The name “Pierre” is French in origin, and though I’m not a Frenchman, my father comes from an island in the Caribbean called “Haiti”. In 1804, Haiti fought and won their independence from the French; a handful of the slaves were from Nigeria and Congo. This made Haitians the first black people ever to win their independence and claim a nation from European rule, something we are proud of to this day. The strength of a unified people is strong. Toussaint Louverture (1743-1803) was the leader of the Haitian Revolution and aided in securing something many African-Americans have lost. I believe we have lost our identity, and though we try to create a new one whether it is through music, fashion, art, or business, we miss the part that tells us we are connected to this world. As a man of faith, it is important to me that I tell everyone that I believe we are children of God, and we come from his first creations.

I know more about European history and heroic feats than that of my own peoples’ achievements. Media and entertainment have not been color friendly until recent changes and if you’ve ever watched a film or any source of entertainment that isn’t directly black-owned or sponsored, Black people were not usually given positive representation.  In China, the poster for Star Wars Episode VII: A New Hope (2015) has lead character Finn (John Boyega) minimized to the extent that one would think he was a supporting character. This type of treatment in film is common and does no favors in changing the worldwide perception of the African diaspora. Even in Marvel’s upcoming film Black Panther (2018) Chadwick Boseman is unmasked on posters here in the States, but on Japanese posters he is veiled. This kind of marketing goes into the fear of, “dark skin won’t sell”. This thinking is rooted in generations of discrediting Black men and Black women. The public killings of black youths, the appropriation of our culture, and the lack of opportunities are but effects of a longstanding institution.  
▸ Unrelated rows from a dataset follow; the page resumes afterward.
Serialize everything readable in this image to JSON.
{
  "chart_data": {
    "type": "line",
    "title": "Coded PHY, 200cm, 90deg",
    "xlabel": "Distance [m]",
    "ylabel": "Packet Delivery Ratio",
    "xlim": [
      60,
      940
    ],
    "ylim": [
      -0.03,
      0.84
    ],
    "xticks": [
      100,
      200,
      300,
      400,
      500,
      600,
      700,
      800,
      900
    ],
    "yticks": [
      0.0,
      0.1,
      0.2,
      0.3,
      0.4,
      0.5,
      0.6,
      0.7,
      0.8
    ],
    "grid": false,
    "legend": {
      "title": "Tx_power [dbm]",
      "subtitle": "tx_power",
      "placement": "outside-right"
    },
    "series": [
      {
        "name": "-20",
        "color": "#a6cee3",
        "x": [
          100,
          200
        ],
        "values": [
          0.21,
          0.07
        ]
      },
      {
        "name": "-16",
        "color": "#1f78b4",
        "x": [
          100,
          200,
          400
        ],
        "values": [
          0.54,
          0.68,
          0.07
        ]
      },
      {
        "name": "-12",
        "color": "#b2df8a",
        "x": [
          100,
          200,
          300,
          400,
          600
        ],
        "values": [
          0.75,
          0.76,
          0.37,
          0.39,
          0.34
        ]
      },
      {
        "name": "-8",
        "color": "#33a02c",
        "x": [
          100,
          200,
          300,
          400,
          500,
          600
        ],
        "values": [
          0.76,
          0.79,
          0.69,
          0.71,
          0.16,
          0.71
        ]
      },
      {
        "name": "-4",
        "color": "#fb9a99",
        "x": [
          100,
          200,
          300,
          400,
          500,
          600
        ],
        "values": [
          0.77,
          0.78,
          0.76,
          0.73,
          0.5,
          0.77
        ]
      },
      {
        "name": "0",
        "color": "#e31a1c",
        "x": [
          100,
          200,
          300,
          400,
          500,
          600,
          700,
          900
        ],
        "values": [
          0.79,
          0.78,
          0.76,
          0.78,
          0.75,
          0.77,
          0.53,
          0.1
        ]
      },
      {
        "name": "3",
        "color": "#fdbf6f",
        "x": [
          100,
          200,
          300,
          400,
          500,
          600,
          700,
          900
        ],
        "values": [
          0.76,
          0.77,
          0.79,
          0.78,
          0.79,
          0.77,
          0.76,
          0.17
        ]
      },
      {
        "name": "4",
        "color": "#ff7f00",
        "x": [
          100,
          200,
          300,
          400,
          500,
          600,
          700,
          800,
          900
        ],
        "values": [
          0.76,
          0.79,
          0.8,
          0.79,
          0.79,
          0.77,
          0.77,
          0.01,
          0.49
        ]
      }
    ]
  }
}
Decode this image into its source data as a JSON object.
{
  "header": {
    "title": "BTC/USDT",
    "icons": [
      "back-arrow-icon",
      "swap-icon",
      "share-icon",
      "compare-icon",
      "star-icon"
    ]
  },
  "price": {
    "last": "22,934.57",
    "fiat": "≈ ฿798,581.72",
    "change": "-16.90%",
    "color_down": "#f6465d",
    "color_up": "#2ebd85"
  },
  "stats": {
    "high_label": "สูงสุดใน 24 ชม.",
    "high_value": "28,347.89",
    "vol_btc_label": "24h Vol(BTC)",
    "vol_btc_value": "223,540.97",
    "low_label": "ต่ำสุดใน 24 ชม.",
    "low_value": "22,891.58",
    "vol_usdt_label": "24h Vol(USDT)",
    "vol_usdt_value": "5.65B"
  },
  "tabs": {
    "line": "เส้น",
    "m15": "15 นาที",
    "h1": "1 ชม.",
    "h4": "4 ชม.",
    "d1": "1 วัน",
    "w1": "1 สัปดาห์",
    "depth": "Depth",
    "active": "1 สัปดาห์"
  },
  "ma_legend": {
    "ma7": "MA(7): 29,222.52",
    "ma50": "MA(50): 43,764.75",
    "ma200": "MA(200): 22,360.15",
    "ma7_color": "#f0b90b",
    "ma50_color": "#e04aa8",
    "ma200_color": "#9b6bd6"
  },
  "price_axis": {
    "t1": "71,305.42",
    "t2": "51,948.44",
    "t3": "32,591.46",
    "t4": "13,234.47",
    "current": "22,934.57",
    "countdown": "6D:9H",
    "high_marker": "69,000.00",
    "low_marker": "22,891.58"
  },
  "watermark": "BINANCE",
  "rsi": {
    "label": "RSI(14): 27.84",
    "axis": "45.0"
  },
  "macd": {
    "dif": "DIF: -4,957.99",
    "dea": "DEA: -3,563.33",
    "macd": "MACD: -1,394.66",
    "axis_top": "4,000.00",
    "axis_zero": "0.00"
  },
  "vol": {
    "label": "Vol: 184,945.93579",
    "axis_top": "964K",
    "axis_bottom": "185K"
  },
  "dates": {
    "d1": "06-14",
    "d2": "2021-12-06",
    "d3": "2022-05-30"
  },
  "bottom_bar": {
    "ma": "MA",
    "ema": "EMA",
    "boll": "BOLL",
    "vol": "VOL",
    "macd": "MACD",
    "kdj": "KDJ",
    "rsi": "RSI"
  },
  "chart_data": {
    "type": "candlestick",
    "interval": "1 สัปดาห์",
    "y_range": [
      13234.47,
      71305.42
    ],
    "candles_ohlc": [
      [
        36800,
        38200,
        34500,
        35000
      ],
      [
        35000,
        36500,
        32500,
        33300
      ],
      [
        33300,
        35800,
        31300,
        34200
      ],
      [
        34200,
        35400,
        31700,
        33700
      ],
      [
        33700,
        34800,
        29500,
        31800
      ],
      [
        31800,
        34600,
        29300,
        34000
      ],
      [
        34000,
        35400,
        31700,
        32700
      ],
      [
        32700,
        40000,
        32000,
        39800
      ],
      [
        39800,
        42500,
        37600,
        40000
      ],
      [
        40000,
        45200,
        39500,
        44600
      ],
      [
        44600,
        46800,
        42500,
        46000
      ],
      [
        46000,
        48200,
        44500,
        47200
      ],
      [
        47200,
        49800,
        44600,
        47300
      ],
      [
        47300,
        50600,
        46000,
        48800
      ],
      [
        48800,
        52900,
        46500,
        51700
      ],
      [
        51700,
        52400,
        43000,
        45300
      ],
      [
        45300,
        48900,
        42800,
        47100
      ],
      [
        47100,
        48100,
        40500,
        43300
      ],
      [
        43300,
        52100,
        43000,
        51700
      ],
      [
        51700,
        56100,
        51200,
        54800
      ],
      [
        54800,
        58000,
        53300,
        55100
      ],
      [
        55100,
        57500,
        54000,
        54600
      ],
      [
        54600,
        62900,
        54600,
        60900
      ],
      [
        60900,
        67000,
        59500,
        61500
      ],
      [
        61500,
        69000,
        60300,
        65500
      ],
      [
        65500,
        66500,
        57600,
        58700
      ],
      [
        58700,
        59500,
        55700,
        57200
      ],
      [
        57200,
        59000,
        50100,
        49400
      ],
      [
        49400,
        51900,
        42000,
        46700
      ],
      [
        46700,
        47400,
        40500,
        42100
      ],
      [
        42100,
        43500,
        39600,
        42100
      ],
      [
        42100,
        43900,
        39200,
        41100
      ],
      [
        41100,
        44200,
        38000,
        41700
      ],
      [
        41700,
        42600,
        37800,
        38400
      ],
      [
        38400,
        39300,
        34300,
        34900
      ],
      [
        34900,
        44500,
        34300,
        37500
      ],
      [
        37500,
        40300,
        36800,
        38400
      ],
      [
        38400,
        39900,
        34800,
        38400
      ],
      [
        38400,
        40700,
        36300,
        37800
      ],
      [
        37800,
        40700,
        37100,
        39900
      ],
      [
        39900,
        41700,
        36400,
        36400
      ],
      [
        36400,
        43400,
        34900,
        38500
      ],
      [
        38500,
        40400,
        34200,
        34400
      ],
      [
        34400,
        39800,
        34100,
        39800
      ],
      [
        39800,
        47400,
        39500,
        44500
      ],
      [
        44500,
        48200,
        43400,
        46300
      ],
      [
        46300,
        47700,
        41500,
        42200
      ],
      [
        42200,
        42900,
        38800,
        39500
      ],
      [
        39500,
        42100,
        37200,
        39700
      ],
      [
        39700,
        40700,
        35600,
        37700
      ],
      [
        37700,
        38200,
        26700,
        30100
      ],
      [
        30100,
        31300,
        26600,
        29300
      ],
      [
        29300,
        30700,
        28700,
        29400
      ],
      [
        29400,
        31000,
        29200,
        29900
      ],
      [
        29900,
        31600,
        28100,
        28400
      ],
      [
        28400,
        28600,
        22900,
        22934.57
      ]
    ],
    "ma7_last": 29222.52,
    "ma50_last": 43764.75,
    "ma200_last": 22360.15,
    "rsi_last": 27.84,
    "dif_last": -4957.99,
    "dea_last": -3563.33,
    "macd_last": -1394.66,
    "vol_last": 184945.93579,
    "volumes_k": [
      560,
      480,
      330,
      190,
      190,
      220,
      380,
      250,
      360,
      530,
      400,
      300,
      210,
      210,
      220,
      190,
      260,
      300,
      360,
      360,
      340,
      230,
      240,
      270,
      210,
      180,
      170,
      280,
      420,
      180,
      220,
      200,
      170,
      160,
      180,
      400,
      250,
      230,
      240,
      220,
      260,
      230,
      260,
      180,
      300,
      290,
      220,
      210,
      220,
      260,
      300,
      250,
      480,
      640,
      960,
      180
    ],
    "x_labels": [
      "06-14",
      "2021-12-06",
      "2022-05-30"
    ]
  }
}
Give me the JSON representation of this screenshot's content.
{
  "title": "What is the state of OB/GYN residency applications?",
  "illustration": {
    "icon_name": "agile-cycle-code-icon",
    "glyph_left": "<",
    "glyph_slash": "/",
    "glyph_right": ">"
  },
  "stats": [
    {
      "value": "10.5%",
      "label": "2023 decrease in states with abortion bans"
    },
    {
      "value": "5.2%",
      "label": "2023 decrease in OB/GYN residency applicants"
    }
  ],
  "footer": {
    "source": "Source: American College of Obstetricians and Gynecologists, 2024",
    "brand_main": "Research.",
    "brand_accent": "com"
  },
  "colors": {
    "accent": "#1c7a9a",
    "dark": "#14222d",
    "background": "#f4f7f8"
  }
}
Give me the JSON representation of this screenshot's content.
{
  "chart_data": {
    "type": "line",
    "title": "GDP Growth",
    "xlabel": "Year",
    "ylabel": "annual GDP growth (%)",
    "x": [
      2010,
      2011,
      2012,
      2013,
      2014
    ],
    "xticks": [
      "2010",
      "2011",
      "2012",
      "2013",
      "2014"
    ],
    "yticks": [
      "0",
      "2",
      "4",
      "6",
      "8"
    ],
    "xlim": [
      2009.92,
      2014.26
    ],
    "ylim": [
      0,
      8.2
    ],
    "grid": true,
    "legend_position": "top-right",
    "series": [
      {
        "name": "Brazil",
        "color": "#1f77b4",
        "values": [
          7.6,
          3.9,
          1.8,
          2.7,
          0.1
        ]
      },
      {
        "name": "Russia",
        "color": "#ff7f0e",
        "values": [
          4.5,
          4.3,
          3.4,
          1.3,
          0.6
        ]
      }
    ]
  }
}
Today, I see a change in the tide. As Black people, we have control of the culture in such a way that we can help make positive impacts that hit crucial marks. The world is becoming more open to listening to people who have been silenced, but this does not mean that there is no opposition. Our stories are what help people see and understand who we are. Not everyone can relate to what we as Black people or even individuals go through, but expressing ourselves in creative ways will help build a bridge of empathy and comprehension. This fight may be a never-ending battle, but that’s the point of being Black, we became warriors once we were born.